Lo studio ha dimostrato che un impianto di trattamento tipico potrebbe recuperare circa 490 tonnellate di fosforo ogni anno in forma di struvite, un minerale fosfato (nota: alcuni lo conosceranno come prodotto dei calcoli renali in certi animali) . Così facendo si arriverebbe ad estrarre circa il 90% di fosforo presente nelle acque reflue, circa il doppio dei metodi tradizionali,  con un costo di estrazione inferiore ed un tempo di recupero dell’investimento di soli 3 anni. In più, ne guadagnerebbe la salute delle acque, dato che
l'accumulo di fosforo può causare problemi come fioriture di alghe che, col tempo, riducono l'ossigeno presente e compromettono il delicato equilibrio della vita acquatica.

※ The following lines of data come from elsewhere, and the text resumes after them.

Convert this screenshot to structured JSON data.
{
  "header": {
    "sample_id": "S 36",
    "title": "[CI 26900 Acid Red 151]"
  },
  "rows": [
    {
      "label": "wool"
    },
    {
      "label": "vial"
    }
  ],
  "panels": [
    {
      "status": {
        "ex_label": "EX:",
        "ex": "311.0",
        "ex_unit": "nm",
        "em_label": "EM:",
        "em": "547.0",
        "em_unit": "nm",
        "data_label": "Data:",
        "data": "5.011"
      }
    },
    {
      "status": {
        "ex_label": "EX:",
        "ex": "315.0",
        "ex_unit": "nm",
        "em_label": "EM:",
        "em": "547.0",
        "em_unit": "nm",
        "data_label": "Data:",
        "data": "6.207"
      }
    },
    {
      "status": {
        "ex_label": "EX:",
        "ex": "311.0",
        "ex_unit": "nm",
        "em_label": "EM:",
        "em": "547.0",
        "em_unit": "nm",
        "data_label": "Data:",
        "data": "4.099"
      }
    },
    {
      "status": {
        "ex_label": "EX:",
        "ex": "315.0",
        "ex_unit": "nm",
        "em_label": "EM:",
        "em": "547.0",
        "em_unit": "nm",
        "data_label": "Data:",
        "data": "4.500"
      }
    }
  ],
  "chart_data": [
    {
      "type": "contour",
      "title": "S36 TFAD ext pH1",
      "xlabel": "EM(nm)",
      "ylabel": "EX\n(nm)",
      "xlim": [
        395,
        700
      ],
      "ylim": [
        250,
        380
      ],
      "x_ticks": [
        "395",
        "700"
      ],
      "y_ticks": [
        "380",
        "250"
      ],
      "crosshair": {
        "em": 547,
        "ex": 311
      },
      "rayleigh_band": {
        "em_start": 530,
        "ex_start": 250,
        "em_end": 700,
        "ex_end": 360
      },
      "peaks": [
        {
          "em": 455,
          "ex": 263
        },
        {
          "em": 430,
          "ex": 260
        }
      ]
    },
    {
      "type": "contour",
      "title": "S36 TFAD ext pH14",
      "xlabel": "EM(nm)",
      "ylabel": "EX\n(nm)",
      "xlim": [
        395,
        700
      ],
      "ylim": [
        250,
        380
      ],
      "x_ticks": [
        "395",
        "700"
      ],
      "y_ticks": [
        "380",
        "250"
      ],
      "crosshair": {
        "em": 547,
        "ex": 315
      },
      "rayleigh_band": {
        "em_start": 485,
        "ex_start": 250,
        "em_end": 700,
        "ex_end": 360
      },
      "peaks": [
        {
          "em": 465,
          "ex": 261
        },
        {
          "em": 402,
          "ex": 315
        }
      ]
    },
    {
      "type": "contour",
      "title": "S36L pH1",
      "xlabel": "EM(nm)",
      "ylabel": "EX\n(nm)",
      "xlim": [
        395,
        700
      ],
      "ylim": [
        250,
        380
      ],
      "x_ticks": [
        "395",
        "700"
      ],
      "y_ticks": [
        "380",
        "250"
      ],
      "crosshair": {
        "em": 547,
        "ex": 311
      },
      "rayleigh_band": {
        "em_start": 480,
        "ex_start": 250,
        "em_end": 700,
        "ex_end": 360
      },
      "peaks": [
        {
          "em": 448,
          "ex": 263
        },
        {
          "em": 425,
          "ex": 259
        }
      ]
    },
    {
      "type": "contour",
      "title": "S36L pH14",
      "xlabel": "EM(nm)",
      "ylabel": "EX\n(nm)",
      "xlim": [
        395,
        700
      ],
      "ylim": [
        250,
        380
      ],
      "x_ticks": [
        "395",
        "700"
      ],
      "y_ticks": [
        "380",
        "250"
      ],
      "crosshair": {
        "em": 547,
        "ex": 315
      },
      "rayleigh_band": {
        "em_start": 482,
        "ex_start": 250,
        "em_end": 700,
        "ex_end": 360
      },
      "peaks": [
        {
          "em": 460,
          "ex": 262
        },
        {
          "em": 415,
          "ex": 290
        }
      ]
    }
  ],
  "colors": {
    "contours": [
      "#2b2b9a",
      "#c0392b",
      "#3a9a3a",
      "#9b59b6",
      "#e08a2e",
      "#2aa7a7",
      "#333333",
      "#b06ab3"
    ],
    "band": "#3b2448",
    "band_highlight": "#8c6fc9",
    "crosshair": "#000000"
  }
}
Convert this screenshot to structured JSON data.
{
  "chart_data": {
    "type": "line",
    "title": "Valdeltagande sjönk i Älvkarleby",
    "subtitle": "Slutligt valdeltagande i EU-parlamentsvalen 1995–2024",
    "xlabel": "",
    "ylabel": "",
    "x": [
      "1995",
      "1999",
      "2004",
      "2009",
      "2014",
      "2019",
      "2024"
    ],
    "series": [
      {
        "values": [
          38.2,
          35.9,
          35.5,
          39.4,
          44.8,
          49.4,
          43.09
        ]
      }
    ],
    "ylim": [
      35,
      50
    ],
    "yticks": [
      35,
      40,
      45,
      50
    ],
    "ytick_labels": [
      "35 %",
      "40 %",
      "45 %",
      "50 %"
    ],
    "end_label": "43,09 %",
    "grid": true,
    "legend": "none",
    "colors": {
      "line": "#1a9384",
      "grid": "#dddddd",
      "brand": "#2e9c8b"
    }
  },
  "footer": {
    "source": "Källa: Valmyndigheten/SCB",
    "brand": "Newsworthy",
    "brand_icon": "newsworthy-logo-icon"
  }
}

Come in moltissimi altri casi, anche in questo può (e deve) funzionare l’economia circolare del riciclo. Tutto il prezioso fosforo che usiamo e che scarichiamo si perde nell'ambiente e, banalmente, comporta un paio di svantaggi: il mancato recupero ed il danno per fiumi, mari e quindi tutto l’ecosistema. Si parla di migliaia di tonnellate di fosforo, quantitativi importanti che possono soddisfare, almeno in parte, l’esigenze di quei paesi in grossa difficoltà alimentare e nutritiva. Se poi, come in questo progetto della Arizona State University, in tempi ragionevoli si intravede anche un profitto, ci sono tutti i presupposti per una rapida e conveniente implementazione, economica, sociale e naturale. Affinché la coscienza ambientale diventi vero driver per un futuro sostenibile.